Some scholars see the conflict between Native Americans and Euro-Americans as hunters and gatherers confronting industrialism. To lessen the threat of Native American culture and to eliminate its impediment to progress, for example, President Van Buren continued President Jackson’s desire to resettle the southern tribes in what become known as Indian Territory. Even though the Supreme Court sided with the Indians and ruled that resettlement was unjust, President Van Buren continued in his resettlement of the southern tribes, their forced march, beginning in 1838, becoming known as the Trail of Tears. Similarly, following the Civil War, when the country was pursuing westward expansion, members of the military recognized that annihilating the buffalo on which the Plains Indians subsisted would weaken their resistance and would result in their willing removal to reservations.

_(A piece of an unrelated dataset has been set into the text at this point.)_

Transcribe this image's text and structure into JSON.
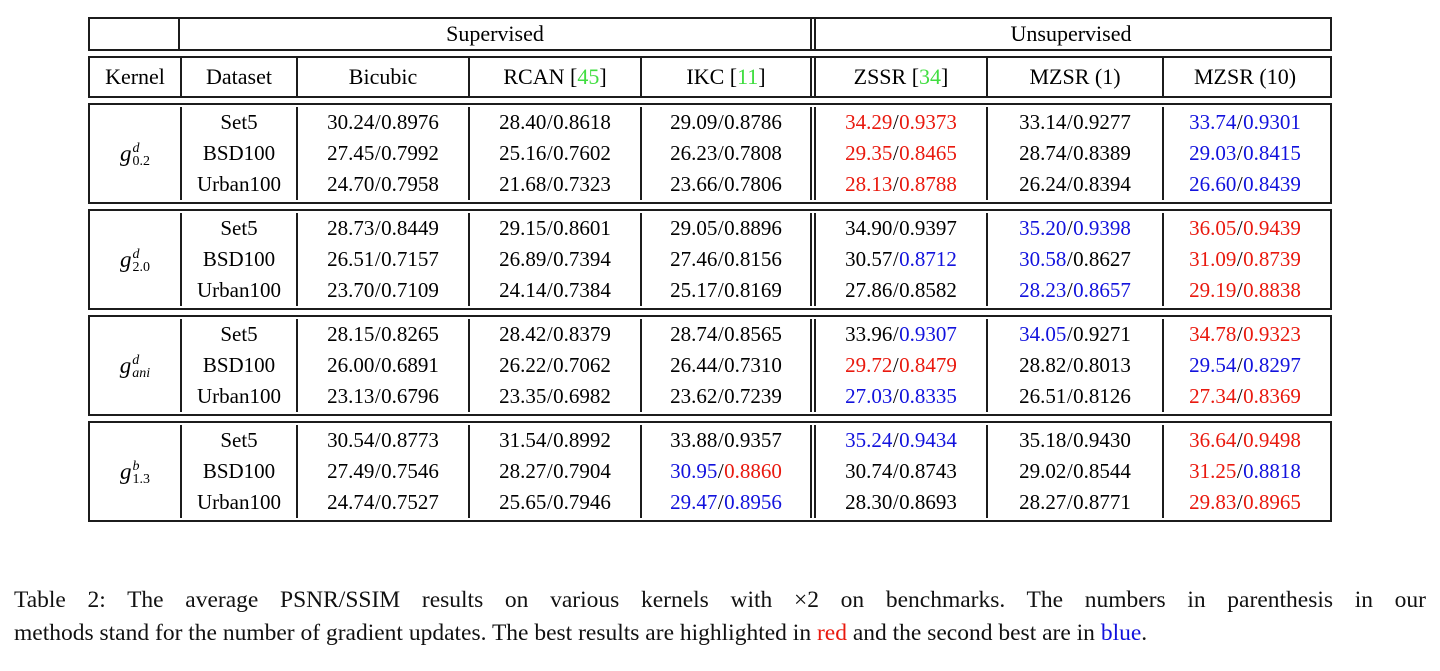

Despite numerous treaties, such as the one at Medicine Lodge in 1867, which ensured that hunters would remain off of Indian lands, each treaty was broken when it become advantageous to do so. Any Indian attempt to resist the loss of their way of life was met with greater and greater force, including outright massacres at places like Sand Creek, Washita, and Sappa Creek.

Consider, then, whether it is possible to call those soldiers who died while engaged in the Indian Wars as heroes or as victims of this country’s imperialism and ethnocentrism. Frederick Wyllyams, for example, was killed outside of Fort Wallace while engaged in a conflict with the Cheyenne. Is he a hero or victim? Charles Johnson was one of the enlisted men who accompanied Custer in his 1867 summer campaign against the Plains Indians in Kansas and Nebraska. Custer, at that time, never encountered any of the Indians. The conditions on the trail eventually led to many of the enlisted men deserting. When Charles Johnson deserted, Custer wanted to make an example of him to eliminate future desertions. One of the officers was sent in pursuit of Johnson and shot him twice, once through the temple, and Johnson continued to remain alive. He was brought back to the troop and rode in a wagon during the remaining three days of his life as Custer made his way to the vicinity of Fort Wallace. Custer prevented Johnson from receiving medical attention for the first twelve hours. Eventually Custer was court-martialed and sentenced to a year’s dismissal from duty (his sentence was reduced when he was needed to help lead the massacre against the Cheyenne at Washita). Is it possible to see Charles Johnson as a hero or a victim?